April 27, 2017

Adverbs Part II

Adverbs of degree or quantity

Adverb of degree is used to answer the questions like  ‘to what extent’ , ‘how much’ or ‘in what degree’ Examples are: some, very, extremely, too, fully, quite, rather, probably, enough, partially, any, partly, almost, utterly, completely, entirely etc. Here are some examples:

  • I had almost reached there when he left.
  • The loss was very painful.
  • His efforts did not come of any good.
  • That’s utterly disgusting.
  • You are fully exhausted.
  • I put in enough efforts to cross the line.

Adverbs of Reason

The adverb which is used to answer the question ‘why?’ is called the adverb of reason. Here are some examples are: so, therefore, hence, consequently etc.

  • I was not invited to the party, so I did not go.
  • You were not home, it is hence proved that you were lying to us.
  • I, therefore, won’t be able to join the conference.

Adverbs of affirmation or negation

The adverbs which are used to indicate affirmation or negation are called adverbs of affirmation or adverbs of negations respectively.

Examples are: surely, certainly, not, probably, never, indeed, always etc.

  • You are probably wrong.
  • He will never come.
  • I will surely be there within 10 minutes.

Interrogative adverbs

Interrogative Adverbs are used for asking questions.  Here are some examples are: which, what, when, where, how, why etc.

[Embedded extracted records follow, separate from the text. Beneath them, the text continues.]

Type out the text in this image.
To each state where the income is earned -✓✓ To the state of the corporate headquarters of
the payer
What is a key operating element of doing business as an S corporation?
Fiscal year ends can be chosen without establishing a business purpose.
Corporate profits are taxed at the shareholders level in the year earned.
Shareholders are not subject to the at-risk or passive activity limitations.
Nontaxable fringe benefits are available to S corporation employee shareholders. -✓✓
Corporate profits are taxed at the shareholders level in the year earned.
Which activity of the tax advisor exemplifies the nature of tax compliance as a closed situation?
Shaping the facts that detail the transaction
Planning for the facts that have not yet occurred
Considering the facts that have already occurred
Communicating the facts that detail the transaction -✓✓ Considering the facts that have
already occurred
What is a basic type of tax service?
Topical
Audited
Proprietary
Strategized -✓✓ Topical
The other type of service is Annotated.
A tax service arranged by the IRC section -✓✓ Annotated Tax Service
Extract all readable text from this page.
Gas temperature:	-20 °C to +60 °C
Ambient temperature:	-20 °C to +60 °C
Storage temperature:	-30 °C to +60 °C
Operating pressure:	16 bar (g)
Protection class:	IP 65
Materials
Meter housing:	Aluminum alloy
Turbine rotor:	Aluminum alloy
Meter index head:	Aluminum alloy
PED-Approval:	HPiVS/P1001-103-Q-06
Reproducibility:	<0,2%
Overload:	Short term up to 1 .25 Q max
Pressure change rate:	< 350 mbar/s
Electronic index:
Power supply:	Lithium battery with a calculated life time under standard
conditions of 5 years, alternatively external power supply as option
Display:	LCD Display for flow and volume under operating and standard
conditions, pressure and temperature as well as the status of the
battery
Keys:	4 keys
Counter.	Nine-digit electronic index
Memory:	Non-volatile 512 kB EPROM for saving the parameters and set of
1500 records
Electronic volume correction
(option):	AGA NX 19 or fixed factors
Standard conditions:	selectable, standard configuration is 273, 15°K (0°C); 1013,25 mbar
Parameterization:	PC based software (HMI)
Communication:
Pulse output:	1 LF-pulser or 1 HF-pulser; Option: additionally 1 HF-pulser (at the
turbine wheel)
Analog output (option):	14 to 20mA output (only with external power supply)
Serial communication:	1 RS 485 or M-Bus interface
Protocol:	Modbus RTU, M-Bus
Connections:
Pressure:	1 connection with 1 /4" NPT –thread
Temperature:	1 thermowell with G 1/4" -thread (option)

  • When will you reach home? (Interrogative adverb of time)
  • Why did you flee the scene? (Interrogative adverb of reason)
  • How many apples do you want? (Interrogative adverb of number)
  • Where is the party? (Interrogative adverb of place)
  • How long will you wait here? (Interrogative adverb of time)
  • How did he react? (Interrogative adverb of manner)
  • How much do you want? (Interrogative adverb of quantity)

Relative adverbs

The relative adverbs are the adverbs which connect two different parts of a sentence, or in other words, a relative adverb establishes a relationship between two different clauses within a statement.


  • He is the guy who broke this window.

In this sentence, who is an adverb as it modifies the verb break(broke). Who is also a relative as it connects the two clauses of the sentence and at the same time refers back to its antecedent, subject. Who is therefore called a relative adverb. Note that a relative adverb connects an adjective clause to the main clause.